In the evening hours on a day in early March when temperatures reach the upper fifties or the lower sixties, certain lucky Missourians, who, weary from another long winter, have ventured outdoors, will hear a familiar sound: tree frogs. The dulcet high-pitched call of these frogs, or peepers, as they’re often called, acts as a kind of assurance that spring will arrive in due time.

By contrast, in the middle of a winter night, Missourians who dwell near forested areas may hear the plaintive call of a great horned owl echoing over the snowdrifts from somewhere deep within the woods.

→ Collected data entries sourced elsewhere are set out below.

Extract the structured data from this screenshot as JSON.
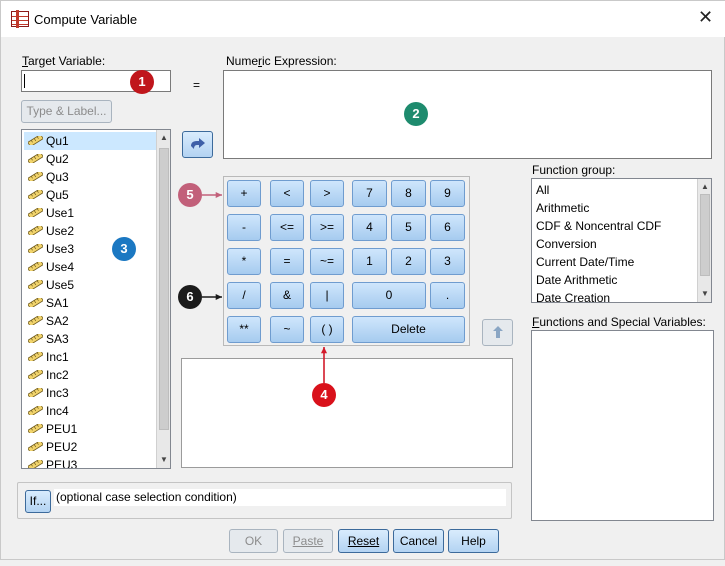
{
  "window": {
    "title": "Compute Variable",
    "close_glyph": "✕"
  },
  "target_variable": {
    "label_prefix": "",
    "label_underline": "T",
    "label_rest": "arget Variable:",
    "value": ""
  },
  "equals_sign": "=",
  "numeric_expression": {
    "label_pre": "Nume",
    "label_underline": "r",
    "label_post": "ic Expression:",
    "value": ""
  },
  "type_label_button": "Type & Label...",
  "move_button_icon": "arrow-right-icon",
  "variables": [
    "Qu1",
    "Qu2",
    "Qu3",
    "Qu5",
    "Use1",
    "Use2",
    "Use3",
    "Use4",
    "Use5",
    "SA1",
    "SA2",
    "SA3",
    "Inc1",
    "Inc2",
    "Inc3",
    "Inc4",
    "PEU1",
    "PEU2",
    "PEU3"
  ],
  "keypad": {
    "operators": [
      "+",
      "<",
      ">",
      "-",
      "<=",
      ">=",
      "*",
      "=",
      "~=",
      "/",
      "&",
      "|",
      "**",
      "~",
      "( )"
    ],
    "digits": [
      "7",
      "8",
      "9",
      "4",
      "5",
      "6",
      "1",
      "2",
      "3",
      "0",
      "."
    ],
    "delete_label": "Delete"
  },
  "function_group": {
    "label": "Function group:",
    "items": [
      "All",
      "Arithmetic",
      "CDF & Noncentral CDF",
      "Conversion",
      "Current Date/Time",
      "Date Arithmetic",
      "Date Creation"
    ]
  },
  "functions_special": {
    "label_underline": "F",
    "label_rest": "unctions and Special Variables:"
  },
  "if_button": "If...",
  "if_text": "(optional case selection condition)",
  "buttons": {
    "ok": "OK",
    "paste": "Paste",
    "reset": "Reset",
    "cancel": "Cancel",
    "help": "Help"
  },
  "markers": [
    "1",
    "2",
    "3",
    "4",
    "5",
    "6"
  ],
  "colors": {
    "marker1": "#c0161c",
    "marker2": "#1e8b6e",
    "marker3": "#1b78c2",
    "marker4": "#d9111b",
    "marker5": "#c2607a",
    "marker6": "#1b1b1b",
    "arrow": "#d21a2a"
  }
}
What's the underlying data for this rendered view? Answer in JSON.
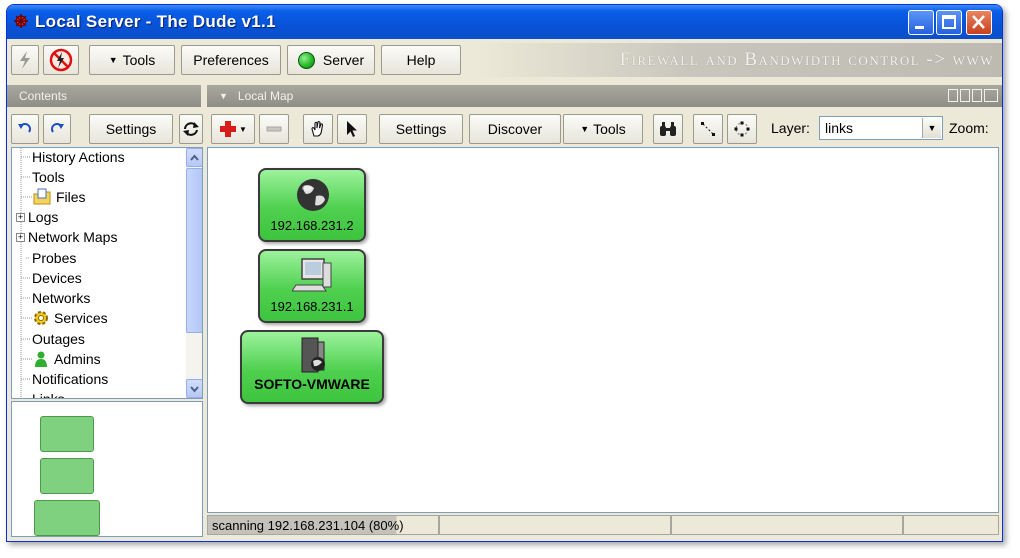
{
  "window": {
    "title": "Local Server - The Dude v1.1"
  },
  "toolbar": {
    "tools_label": "Tools",
    "preferences_label": "Preferences",
    "server_label": "Server",
    "help_label": "Help",
    "tagline": "Firewall and Bandwidth control -> www"
  },
  "contents_panel": {
    "header": "Contents",
    "settings_label": "Settings",
    "tree": [
      {
        "label": "History Actions"
      },
      {
        "label": "Tools"
      },
      {
        "label": "Files"
      },
      {
        "label": "Logs"
      },
      {
        "label": "Network Maps"
      },
      {
        "label": "Probes"
      },
      {
        "label": "Devices"
      },
      {
        "label": "Networks"
      },
      {
        "label": "Services"
      },
      {
        "label": "Outages"
      },
      {
        "label": "Admins"
      },
      {
        "label": "Notifications"
      },
      {
        "label": "Links"
      }
    ]
  },
  "map_panel": {
    "header": "Local Map",
    "settings_label": "Settings",
    "discover_label": "Discover",
    "tools_label": "Tools",
    "layer_label": "Layer:",
    "layer_value": "links",
    "zoom_label": "Zoom:"
  },
  "devices": [
    {
      "label": "192.168.231.2",
      "icon": "globe-icon"
    },
    {
      "label": "192.168.231.1",
      "icon": "computer-icon"
    },
    {
      "label": "SOFTO-VMWARE",
      "icon": "server-icon"
    }
  ],
  "status": {
    "text": "scanning 192.168.231.104 (80%)"
  },
  "colors": {
    "node_green": "#4fd04f",
    "title_blue": "#0853d8",
    "server_status": "#22b422"
  }
}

This time of year, you may be apt to hear the howls of gathering coyotes and their pups who are leaving their dens, joining their parents on the hunt for the first time. Although you may have heard the sounds of these nighttime animals, it’s less likely that you’ve seen them up close.

Luckily for all of us, the very talented photographers at the Missouri Department of Conservation as well as Matt Miles, author of Missouri: Wild and Wonderful, have captured these up-close-and-personal shots featuring creatures of the night.

Eastern Screech and Saw-Whet Owls

The eastern screech owl is known for its ferocity as a predator, sometimes referred to as “feathered wildcats” by early observers. Eastern screech owls take on two distinct colors, called morphs, gray and red. The adult seen here is a gray morph. These owls are slightly larger than the saw-whet owl, but their diets both consist partly of small mammals.


The coyote is a relative of the gray wolf but is smaller and fulfills a slightly different ecological niche. These mammals are extremely vocal, using different sounds to express warnings, greetings, and to communicate while hunting in pairs.

Southern Flying Squirrel 

These small rodents are slightly misnamed, since they glide, rather than fly. Scientists believe they use triangulation to calculate distance when they jump.

Gray Tree Frog 

The gray tree frog can actually come in a variety of colors, including green, depending on its environment. Males let out a high-pitched song around dusk to establish breeding territory and attract mates.

Short-Eared Owl 

Short-eared owls can be found across several continents of the world, and they are capable of flying long distances over open ocean. These owls, who prefer open grasslands to forests, have been observed nesting on reclaimed strip mines that are located south of their normal breeding range.


The bobcat is not quite a true nocturnal animal and is instead considered crepuscular, meaning active at twilight. Bobcats tend to be most active before sunset and into the night until midnight. A bobcat may travel as far as seven miles along an established route in a given night.